Setting up transition
The first thing to do upon arriving at the event is register. You will be given your race number and usually some number stickers for your bike and helmet. Once you have done this you will be allowed into the transition area to set up your transition area. The first thing to find out is where the entrances and exits are, usually marked bike in/bike out and run in/run out. There is usually a rack to hang your bike on-sometimes you can decide where to hang your bike, other times it will be numbered racking, where your place on the rack is dictated by your race number. If you get the choice there are a few things to consider. It is quicker to run without pushing the bike, so place your bike as close to the transition bike exit as possible, which means you won’t have as far to push the bike. This also gives you time to get your wetsuit off whilst running out of the swim. Of course you will have to push the bike further at the end of the bike leg but the transition area is usually less crowded by this stage so it should be easier. Once you have racked your bike and laid out your equipment (helmet, trainers, sunglasses etc.) it is worth walking through both transitions. There is nothing worse than not being able to find your spot and having to run up and down the rows until you find your kit! Try and notice some non-moveable things such as trees or signs that are in-line with your spot. These are much easier to see from a distance when running into the transition area than your bike which will be one amongst many. You are often allowed to have a colourful towel to make your spot more noticeable on the approach but you aren’t allowed to have balloons or flags to designate your place!
Warm up
It is vital to get your muscles warm before putting them under effort. If you fail to do this you risk not being able to sustain a reasonable pace or even worse pulling a muscle. A good warm up will help your muscles, joints and bones loosen up and increase your heart rate so that you are ready to race. There are various warm up routines and it is best to find one that suits you. I usually do an easy run for about 15 minutes and then some run drills followed by about four 60 meters strides at a faster pace. At open water races you will sometimes be allowed to warm up in the water but in the UK the water is not usually warm enough to get any benefit and you will just end up shivering! You won’t normally be allowed to warm up in the water at a pool based triathlon but you could still do some last minute land based arm exercises with a stretch band or simply doing arm swings. Make sure you keep hydrated during your warm up. I usually take regular sips of a sports drink with caffeine to give me a kick.
Keep focussed
It is very easy to get distracted at a race and lose your cool. There is a lot happening and it is easy to panic. There might be many people there that you know and the temptation is to spend time talking to them rather than getting ready for your event. Obviously it is fine to have a quick chat but remember that you are there to race, so try and keep focussed on your preparation. There will be plenty of time after the race to catch up with friends. One way of keeping focused is to do some pre-race visualisation exercises- find a quiet spot on your own and imagine your race going smoothly and getting the result you want. I usually do some visualisation during my warm up and listen to some motivating music on my MP3 player to get me in the mood to race. My favourite pre-race tunes are Edge of Glory by Lady Gaga and Tiger by Katy Perry which are energetic and have positive, motivational lyrics.
Start!
Once you have warmed up the only thing left is to get ready for the start. Get to either the pool side or open water start about 10-15 minutes before your start time. Probably the last thing you will do is go to the toilet! It is no secret that in an open water race most people will have their final wee in their wetsuit at the start! I dread to think what the pH count of the water at a race start line is! In a pool race you will get into the water about 1 minute before your start time. Dip your head under the water to check your cap and goggles are on securely. In an open water race you will usually be given a few minutes to get accustomed to the water. Make sure you keep moving to keep warm, do a few strokes back and forth to check your cap and goggles are on securely and then find an appropriate starting place depending on your speed. If you are a confident swimmer then position yourself close to the font but if you are slower then stay closer to the back of the pack to avoid faster competitors swimming over the top of you (yes it does happen)!

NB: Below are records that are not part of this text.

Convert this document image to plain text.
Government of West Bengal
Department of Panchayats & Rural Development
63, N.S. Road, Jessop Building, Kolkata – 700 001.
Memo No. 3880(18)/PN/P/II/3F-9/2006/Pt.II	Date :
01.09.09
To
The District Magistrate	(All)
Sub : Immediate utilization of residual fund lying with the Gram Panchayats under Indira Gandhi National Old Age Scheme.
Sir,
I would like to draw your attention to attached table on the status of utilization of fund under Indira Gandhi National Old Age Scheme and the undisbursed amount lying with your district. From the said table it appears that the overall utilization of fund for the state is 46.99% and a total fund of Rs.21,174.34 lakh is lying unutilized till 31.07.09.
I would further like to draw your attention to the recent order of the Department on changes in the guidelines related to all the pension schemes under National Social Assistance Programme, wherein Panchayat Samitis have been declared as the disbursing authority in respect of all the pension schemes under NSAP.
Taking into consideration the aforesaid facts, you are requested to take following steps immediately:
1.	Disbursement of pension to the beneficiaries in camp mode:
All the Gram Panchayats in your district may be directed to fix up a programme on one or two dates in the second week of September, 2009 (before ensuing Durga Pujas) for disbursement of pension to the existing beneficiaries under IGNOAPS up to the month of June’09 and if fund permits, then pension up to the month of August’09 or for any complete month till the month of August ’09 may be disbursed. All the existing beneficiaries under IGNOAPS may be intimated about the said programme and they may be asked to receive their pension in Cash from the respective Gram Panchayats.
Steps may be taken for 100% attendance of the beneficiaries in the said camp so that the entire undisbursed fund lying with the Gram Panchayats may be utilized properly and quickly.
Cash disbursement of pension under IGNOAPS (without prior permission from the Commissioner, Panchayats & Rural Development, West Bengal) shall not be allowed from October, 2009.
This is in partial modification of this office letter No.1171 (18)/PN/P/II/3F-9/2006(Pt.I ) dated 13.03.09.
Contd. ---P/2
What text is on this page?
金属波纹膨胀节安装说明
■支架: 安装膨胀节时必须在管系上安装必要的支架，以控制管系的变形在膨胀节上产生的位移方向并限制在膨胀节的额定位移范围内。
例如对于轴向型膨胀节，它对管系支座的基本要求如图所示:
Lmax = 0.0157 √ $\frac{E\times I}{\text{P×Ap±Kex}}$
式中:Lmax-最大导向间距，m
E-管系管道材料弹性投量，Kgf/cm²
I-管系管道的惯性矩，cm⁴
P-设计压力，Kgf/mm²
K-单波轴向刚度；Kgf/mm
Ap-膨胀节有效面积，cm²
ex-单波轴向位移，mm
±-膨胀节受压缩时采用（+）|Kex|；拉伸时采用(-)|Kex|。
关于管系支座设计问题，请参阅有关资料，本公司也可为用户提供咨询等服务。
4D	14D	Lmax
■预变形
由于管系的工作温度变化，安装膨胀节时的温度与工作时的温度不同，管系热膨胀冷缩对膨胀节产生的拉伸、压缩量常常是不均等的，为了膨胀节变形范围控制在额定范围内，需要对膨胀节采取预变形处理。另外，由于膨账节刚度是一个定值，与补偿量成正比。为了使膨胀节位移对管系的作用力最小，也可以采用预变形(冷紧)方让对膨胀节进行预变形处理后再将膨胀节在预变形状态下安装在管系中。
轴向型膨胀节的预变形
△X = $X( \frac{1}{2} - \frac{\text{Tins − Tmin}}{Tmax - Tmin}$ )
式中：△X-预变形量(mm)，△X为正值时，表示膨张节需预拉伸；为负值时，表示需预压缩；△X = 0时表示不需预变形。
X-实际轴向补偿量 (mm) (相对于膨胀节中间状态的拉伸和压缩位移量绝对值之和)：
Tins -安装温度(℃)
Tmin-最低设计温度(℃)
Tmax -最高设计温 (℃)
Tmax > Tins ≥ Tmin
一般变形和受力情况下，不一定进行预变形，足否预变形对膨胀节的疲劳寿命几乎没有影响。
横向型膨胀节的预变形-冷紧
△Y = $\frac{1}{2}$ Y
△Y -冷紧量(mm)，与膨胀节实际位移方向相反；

With so much to do before a race it can often be difficult to stay calm and maintain your focus. To deal with this I always take a checklist of tasks that I run through, which means that I won’t forget to do anything and shouldn’t have any last minute panics. Here is my list which you are welcome to use:
Race set up checklist
Arrival
Register
Put race number on number-belt
Put on timing chip
Put stickers on helmet/bike
Transition area
Check gears
Put shoes on bike using elastic bands
Put Garmin on bike-check it’s on
Put bike tri-bag on bike to hold energy gels or stick gels on bike
Put drinks bottles on bike
Mount bike by saddle (handle bars facing you)
Put helmet and sunglasses on bike handles and if pool water triathlon also your number belt.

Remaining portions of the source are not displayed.